Opinion
February 24, 1986
Appeal from the Supreme Court, Queens County (Hyman, J.).
Judgment affirmed, with costs.
On or about September 6, 1976, the respondents were injured in an automobile accident in Nassau County which involved an allegedly uninsured vehicle. The car in which the respondents were riding was insured by the petitioner under a policy which provided coverage for accidents involving uninsured vehicles. A demand for arbitration was mailed by the respondents' attorney on April 11, 1983 to the petitioner's regional office in Suffolk County and was received on April 12, 1983. Printed clearly on the first page of the demand was the address of the office of the appellant responsible for handling respondents' claim, which was in Woodbury, New York, a community in Nassau County.
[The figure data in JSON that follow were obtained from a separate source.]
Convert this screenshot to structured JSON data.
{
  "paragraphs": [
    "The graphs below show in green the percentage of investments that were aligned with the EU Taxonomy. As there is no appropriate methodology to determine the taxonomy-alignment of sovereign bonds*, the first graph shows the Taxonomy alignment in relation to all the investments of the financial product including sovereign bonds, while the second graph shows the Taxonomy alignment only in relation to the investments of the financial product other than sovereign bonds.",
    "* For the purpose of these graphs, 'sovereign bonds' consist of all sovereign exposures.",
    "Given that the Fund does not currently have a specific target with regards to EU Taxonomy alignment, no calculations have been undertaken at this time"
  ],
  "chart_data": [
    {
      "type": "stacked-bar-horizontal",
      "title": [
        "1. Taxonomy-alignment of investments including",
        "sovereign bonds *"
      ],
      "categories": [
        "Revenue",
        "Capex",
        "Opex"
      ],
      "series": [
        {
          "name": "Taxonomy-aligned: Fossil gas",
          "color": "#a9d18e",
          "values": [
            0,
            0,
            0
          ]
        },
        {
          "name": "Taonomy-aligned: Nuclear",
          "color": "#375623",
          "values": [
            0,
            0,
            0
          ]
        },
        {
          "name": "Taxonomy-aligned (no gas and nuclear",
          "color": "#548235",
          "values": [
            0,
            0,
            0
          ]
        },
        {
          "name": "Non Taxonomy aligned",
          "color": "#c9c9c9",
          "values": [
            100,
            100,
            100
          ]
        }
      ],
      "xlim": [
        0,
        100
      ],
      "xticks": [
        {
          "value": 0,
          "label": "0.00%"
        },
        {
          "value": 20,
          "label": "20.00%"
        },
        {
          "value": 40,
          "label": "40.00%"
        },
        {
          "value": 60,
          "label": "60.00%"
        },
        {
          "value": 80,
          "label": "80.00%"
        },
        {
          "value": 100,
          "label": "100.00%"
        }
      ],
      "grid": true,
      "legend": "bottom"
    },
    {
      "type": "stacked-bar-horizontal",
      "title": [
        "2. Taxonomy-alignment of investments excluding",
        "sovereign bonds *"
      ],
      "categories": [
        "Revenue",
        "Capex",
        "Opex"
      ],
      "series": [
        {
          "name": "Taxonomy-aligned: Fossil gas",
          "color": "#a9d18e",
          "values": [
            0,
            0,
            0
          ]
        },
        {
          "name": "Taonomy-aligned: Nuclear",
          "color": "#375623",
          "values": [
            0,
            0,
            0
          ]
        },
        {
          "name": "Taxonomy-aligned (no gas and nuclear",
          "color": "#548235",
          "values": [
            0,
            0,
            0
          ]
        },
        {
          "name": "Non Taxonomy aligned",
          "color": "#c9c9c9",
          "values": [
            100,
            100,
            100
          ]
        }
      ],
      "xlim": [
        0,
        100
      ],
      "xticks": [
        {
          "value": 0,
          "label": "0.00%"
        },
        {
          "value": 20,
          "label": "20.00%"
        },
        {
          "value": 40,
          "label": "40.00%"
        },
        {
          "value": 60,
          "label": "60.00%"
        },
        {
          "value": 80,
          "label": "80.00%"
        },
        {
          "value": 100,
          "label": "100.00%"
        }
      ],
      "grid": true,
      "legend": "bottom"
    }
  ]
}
The demand was, in fact, forwarded to the Woodbury office but, for some reason, on the back of the envelope containing the demand was stamped "RECEIVED, April 14, 1983, BROOKHAVEN DCO". Relying upon this date, the Woodbury office waited until May 3, 1983 to serve their petition to stay arbitration, one day after the 20-day Statute of Limitations of CPLR 7503 (c) had expired.
Under these circumstances, it cannot be said that the petitioner was deprived of a fair opportunity to respond to the demand for arbitration in timely fashion (see, Matter of CNA Ins. Co. v. Glass, 75 A.D.2d 600). To the contrary, the reason for petitioner's tardiness was the neglect of its own employees in stamping an incorrect date of receipt on the envelope containing the demand and subsequently relying upon that date (cf. Matter of Metropolitan Prop. Liab. Ins. Co. v. Boisette, 105 A.D.2d 785). Accordingly, the petitioner's application to stay arbitration was properly dismissed. Gibbons, J.P., Thompson, Brown and Weinstein, JJ., concur.